Miscellaneous: Why It's Called The Golden Gate

Driving north from San Francisco yesterday I had an opportunity to gaze at the waters between San Francisco and the Marin Headlands, just before sunset. I imagined this place was given the name "Golden Gate" because San Francisco was the gateway to the gold fields during the 19th century California Gold Rush, but I had a simultaneous feeling the name may have preceded gold fever--that this view of the straits bathed in golden light was the source of the name.

Naturally, I looked it up.

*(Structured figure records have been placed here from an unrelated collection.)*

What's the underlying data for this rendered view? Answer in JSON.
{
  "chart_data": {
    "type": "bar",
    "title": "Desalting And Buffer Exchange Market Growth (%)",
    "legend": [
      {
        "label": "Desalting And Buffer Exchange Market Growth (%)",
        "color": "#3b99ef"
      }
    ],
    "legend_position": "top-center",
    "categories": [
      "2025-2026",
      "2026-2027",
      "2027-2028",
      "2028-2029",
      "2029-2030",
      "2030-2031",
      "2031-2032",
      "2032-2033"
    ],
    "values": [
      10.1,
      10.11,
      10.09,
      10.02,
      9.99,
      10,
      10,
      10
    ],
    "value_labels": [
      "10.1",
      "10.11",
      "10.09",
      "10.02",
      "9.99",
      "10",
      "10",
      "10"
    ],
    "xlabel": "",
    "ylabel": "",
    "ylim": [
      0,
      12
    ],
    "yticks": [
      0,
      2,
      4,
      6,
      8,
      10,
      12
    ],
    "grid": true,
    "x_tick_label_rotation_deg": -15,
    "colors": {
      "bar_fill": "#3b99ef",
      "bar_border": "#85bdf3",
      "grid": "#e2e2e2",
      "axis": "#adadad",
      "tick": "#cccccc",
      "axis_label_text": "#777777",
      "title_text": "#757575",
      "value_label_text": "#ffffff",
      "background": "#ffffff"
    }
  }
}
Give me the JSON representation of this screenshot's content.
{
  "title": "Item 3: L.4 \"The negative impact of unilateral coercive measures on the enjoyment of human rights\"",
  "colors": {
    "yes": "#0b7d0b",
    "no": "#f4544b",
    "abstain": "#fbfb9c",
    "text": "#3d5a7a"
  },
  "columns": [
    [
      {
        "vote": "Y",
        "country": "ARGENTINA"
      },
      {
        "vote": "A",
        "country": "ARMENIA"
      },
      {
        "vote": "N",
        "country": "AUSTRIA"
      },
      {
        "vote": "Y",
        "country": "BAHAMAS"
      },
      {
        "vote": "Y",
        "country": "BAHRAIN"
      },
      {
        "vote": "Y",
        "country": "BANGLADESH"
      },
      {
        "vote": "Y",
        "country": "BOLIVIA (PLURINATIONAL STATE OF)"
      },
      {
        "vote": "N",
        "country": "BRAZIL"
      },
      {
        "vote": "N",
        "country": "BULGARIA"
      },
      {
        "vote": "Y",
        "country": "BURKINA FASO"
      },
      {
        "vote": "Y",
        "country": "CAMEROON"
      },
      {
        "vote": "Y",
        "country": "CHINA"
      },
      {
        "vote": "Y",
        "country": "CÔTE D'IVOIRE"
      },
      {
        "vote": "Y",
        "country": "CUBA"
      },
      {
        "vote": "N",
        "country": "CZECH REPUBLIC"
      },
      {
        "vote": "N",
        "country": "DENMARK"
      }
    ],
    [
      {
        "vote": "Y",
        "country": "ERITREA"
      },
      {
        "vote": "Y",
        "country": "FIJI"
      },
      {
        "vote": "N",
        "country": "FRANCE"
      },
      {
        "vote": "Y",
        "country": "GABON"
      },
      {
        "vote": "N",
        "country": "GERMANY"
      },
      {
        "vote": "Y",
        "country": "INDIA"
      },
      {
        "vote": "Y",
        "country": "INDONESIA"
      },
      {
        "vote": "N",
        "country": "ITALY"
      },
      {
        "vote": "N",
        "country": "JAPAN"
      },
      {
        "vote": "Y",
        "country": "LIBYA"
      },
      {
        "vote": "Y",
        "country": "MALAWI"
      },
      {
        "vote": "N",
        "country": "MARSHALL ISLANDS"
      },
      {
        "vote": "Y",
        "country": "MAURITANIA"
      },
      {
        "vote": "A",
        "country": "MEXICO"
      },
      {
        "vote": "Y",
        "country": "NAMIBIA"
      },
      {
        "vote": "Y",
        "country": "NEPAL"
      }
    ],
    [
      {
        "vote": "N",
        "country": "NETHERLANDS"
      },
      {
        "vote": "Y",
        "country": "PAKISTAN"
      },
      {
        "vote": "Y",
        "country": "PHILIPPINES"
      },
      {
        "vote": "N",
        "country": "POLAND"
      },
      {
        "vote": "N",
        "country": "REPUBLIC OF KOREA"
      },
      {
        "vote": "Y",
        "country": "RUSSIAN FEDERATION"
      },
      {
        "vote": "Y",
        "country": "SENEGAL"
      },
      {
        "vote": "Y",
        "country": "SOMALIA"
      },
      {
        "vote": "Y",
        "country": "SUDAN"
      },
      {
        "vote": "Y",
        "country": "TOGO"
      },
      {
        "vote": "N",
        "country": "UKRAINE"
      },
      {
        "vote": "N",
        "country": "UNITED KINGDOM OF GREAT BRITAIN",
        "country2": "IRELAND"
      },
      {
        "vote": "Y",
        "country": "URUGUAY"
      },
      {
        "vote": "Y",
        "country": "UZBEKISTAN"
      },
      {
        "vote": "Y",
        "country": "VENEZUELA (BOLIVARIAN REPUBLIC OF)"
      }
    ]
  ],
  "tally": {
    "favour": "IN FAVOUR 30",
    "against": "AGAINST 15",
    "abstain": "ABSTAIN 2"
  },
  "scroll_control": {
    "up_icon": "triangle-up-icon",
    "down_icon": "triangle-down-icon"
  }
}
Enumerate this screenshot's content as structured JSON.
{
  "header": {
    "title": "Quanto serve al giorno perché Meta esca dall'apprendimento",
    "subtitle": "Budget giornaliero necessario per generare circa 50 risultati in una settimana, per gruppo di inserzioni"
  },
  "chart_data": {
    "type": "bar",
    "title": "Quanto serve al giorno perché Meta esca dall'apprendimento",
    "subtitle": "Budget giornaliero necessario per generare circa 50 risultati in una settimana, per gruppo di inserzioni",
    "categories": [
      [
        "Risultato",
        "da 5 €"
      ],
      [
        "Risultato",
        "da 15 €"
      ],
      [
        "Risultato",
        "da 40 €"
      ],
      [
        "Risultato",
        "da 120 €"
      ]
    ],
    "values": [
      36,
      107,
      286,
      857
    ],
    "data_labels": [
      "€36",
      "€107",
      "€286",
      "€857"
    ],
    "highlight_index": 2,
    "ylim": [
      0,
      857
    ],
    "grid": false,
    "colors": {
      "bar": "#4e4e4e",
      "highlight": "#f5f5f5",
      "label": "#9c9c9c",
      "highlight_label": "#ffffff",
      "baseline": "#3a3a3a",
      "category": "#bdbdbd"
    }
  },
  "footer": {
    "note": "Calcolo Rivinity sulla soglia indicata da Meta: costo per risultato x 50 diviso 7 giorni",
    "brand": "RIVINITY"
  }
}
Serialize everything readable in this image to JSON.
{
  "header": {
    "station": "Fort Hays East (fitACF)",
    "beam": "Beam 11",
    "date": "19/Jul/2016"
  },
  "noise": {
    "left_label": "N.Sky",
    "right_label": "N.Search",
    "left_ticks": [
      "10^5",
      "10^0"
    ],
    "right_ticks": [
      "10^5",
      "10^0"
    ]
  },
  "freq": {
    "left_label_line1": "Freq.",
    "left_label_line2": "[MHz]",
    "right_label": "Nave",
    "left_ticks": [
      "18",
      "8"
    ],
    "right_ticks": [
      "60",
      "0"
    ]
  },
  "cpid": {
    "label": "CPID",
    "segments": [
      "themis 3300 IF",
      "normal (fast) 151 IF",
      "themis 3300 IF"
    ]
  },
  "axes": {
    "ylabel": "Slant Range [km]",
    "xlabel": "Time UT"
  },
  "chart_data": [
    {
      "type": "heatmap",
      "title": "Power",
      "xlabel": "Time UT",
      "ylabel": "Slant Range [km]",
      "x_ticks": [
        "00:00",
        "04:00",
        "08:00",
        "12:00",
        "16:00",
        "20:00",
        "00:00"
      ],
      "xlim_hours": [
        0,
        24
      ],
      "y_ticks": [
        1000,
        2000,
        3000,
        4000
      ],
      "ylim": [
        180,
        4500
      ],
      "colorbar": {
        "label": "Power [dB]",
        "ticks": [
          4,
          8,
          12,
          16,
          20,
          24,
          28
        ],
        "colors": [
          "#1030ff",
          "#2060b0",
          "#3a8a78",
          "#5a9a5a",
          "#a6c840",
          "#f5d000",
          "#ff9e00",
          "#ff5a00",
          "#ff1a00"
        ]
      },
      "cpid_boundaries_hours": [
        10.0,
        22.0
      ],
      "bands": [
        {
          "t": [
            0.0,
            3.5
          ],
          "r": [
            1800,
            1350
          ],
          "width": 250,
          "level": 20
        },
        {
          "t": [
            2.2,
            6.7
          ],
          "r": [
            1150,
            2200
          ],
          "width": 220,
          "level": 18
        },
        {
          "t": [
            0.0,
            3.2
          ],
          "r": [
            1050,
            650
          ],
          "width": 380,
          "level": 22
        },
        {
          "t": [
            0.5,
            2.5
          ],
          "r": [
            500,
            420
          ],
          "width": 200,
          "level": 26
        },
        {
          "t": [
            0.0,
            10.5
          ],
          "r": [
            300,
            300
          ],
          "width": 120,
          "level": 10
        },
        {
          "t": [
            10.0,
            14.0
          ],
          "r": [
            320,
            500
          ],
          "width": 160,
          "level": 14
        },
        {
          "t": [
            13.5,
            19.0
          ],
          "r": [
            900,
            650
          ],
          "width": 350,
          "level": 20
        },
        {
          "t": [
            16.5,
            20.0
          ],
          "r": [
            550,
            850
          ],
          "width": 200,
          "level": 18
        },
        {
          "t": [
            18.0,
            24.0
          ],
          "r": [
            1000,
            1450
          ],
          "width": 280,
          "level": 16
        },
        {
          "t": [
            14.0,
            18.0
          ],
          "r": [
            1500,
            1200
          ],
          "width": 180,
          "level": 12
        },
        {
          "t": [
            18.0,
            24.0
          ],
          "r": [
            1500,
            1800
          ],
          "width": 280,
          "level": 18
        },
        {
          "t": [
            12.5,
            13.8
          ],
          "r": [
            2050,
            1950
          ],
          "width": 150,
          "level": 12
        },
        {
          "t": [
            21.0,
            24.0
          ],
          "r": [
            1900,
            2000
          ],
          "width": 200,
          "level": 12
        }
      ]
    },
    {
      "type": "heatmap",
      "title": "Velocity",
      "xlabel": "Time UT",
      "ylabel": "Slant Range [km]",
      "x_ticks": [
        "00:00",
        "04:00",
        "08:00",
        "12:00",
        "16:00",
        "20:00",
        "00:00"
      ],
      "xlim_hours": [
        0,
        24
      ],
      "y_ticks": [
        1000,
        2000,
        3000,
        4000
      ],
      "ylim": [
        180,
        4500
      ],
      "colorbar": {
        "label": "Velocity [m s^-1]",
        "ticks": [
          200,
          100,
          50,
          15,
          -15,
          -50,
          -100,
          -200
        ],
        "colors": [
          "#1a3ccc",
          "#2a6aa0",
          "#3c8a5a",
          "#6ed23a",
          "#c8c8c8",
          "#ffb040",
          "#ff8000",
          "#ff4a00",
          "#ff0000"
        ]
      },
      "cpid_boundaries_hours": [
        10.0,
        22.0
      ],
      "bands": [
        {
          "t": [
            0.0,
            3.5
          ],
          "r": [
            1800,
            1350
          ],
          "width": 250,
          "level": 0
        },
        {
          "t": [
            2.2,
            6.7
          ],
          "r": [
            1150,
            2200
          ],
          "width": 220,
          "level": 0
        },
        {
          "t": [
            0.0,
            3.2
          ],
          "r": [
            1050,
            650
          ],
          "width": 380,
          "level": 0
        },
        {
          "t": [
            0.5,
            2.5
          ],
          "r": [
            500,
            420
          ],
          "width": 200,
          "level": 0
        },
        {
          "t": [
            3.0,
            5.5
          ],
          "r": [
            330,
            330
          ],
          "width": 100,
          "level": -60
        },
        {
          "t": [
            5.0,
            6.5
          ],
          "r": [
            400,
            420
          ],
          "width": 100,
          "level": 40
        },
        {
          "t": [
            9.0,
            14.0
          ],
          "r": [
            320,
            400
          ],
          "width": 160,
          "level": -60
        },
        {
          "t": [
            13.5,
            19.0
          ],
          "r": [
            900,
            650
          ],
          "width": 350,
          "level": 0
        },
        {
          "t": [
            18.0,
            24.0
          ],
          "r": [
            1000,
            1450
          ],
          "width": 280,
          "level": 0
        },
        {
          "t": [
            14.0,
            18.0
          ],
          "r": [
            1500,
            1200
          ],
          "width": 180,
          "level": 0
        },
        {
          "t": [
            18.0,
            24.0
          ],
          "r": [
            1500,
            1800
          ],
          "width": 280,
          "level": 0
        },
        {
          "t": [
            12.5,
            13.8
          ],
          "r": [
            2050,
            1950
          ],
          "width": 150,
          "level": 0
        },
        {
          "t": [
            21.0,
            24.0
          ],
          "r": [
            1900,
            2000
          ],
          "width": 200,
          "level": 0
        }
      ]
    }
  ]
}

According to the website of the Golden Gate Bridge Highway & Transportation District, it was Captain John C. Fremont who gave the strait its name, the name we now associate more closely with the bridge across the strait, but he is said to have been inspired not by the view at sunset (or yet-to-be-discovered gold), but by the potential for trade with the East that San Francisco's harbor seemed to represent. He is quoted in 1846 calling the strait "a golden gate to trade with the Orient." According to the same source, the name first appeared in print "in Fremont's Geographical Memoir, submitted to the U.S. Senate on June 5, 1948" [sic--no doubt 1848 was intended]. So, gold, meaning the potential rewards of trade, but surely this view and then the Gold Rush--shortly after Fremont spoke about trade potential--have played a role in associating San Francisco forever with gold. In any case, the name seems wholly appropriate when you see the water gilded by the sun like this, just as golden brown, dormant grasses--in summer the main feature of our natural landscape--seem justification enough for calling California The Golden State.

The bridge, at my back, was visible through light fog.